Impact of Q141K on the Transport of Epidermal Growth Factor Receptor Tyrosine Kinase Inhibitors by ABCG2
Yutaka Inoue,
Takashi Morita,
Mari Onozuka,
Ken-ichi Saito,
Kazumi Sano,
Kazuhiko Hanada,
Masami Kondo,
Yoichi Nakamura,
Tohru Kishino,
Hiroshi Nakagawa,
Yoji Ikegami
Affiliations
Yutaka Inoue
Department of Phrmacometrics and Pharmacokinetics, Meiji Pharmaceutical University, 2-522-1 Noshio Kiyose-shi, Tokyo 204-8588, Japan
Takashi Morita
Department of Phrmacometrics and Pharmacokinetics, Meiji Pharmaceutical University, 2-522-1 Noshio Kiyose-shi, Tokyo 204-8588, Japan
Mari Onozuka
Department of Phrmacometrics and Pharmacokinetics, Meiji Pharmaceutical University, 2-522-1 Noshio Kiyose-shi, Tokyo 204-8588, Japan
Ken-ichi Saito
Department of Phrmacometrics and Pharmacokinetics, Meiji Pharmaceutical University, 2-522-1 Noshio Kiyose-shi, Tokyo 204-8588, Japan
Kazumi Sano
Department of Phrmacometrics and Pharmacokinetics, Meiji Pharmaceutical University, 2-522-1 Noshio Kiyose-shi, Tokyo 204-8588, Japan
Kazuhiko Hanada
Department of Phrmacometrics and Pharmacokinetics, Meiji Pharmaceutical University, 2-522-1 Noshio Kiyose-shi, Tokyo 204-8588, Japan
Masami Kondo
Department of Pharmacy Services, Saitama Medical Center, Saitama Medical University, 1981 Kamoda, Kawagoe-shi, Saitama 350-8550, Japan
Yoichi Nakamura
Department of Medical Oncology, Division of Thoracic Oncology, Tochigi Cancer Center, 4-9-13 Yohnan Utsunomiya-shi, Tochigi 320-0834, Japan
Tohru Kishino
Department of Pharmacy Services, Saitama Medical University Hospital, 38 Morohongo, Moroyama-machi, Iruma-gun, Saitama 350-0495, Japan
Hiroshi Nakagawa
Department of Applied Biological Chemistry, Graduate School of Bioscience and Biotechnology, Chubu University, 1200 Matsumoto-cho, Kasugai-shi, Aichi 487-8501, Japan
Yoji Ikegami
Department of Phrmacometrics and Pharmacokinetics, Meiji Pharmaceutical University, 2-522-1 Noshio Kiyose-shi, Tokyo 204-8588, Japan
The ATP-binding cassette transporter ABCG2 is expressed in various organs, such as the small intestine, liver, and kidney, and influences the pharmacokinetics of drugs that are its substrates. ABCG2 is also expressed by cancer cells and mediates resistance to anticancer agents by promoting the efflux of these drugs.
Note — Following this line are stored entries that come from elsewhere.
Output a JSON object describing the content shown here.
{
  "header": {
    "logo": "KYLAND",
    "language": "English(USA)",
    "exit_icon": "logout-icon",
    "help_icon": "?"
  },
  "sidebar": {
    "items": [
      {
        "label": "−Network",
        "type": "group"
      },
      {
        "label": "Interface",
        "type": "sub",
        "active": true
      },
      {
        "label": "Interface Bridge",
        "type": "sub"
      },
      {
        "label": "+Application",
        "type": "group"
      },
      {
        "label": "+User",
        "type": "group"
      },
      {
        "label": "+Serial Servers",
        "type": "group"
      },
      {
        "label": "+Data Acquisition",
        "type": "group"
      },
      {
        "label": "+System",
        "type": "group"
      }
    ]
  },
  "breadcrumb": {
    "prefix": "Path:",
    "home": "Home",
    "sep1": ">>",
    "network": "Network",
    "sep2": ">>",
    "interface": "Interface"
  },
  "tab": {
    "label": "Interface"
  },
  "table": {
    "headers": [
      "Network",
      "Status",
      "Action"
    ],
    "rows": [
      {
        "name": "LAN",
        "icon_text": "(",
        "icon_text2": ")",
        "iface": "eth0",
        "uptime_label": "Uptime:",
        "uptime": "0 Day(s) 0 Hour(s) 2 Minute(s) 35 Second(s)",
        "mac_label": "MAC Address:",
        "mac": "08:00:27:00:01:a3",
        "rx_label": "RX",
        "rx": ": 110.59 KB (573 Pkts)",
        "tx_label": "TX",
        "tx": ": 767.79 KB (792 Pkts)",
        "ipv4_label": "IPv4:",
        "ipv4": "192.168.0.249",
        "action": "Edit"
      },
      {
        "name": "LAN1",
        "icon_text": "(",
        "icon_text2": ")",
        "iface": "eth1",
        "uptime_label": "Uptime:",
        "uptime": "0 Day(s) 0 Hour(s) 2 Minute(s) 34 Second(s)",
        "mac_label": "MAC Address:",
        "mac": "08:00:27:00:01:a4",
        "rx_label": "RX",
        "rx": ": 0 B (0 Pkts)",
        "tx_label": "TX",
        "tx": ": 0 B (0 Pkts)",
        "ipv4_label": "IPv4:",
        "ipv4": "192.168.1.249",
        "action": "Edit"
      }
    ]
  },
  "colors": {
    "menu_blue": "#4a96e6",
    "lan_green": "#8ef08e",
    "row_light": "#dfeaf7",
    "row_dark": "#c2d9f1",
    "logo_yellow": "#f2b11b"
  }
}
In the present study, we investigated the interactions between epidermal growth factor receptor tyrosine kinase inhibitors and ABCG2 by MTT assay, intracellular drug accumulation assay, and FACS. This study showed that four epidermal growth factor receptor tyrosine kinase inhibitors (EGFR TKIs) (gefitinib, erlotinib, lapatinib, and afatinib) were transported from tumor cells as substrates of ABCG2. Q141K is a common single-nucleotide polymorphism of ABCG2 in Asians. We demonstrated that the extracellular efflux of gefitinib, erlotinib, and lapatinib was reduced by Q141K, whereas afatinib transport was not affected. In addition, all four EGFR TKIs inhibited the transport of other substrates by both wild-type and variant ABCG2 at 0.1 μM concentrations. Accordingly, epidermal growth factor receptor tyrosine kinase inhibitors may induce interactions with other drugs that are substrates of ABCG2, and single-nucleotide polymorphisms of ABCG2 may influence both the pharmacokinetics and efficacy of these anticancer agents.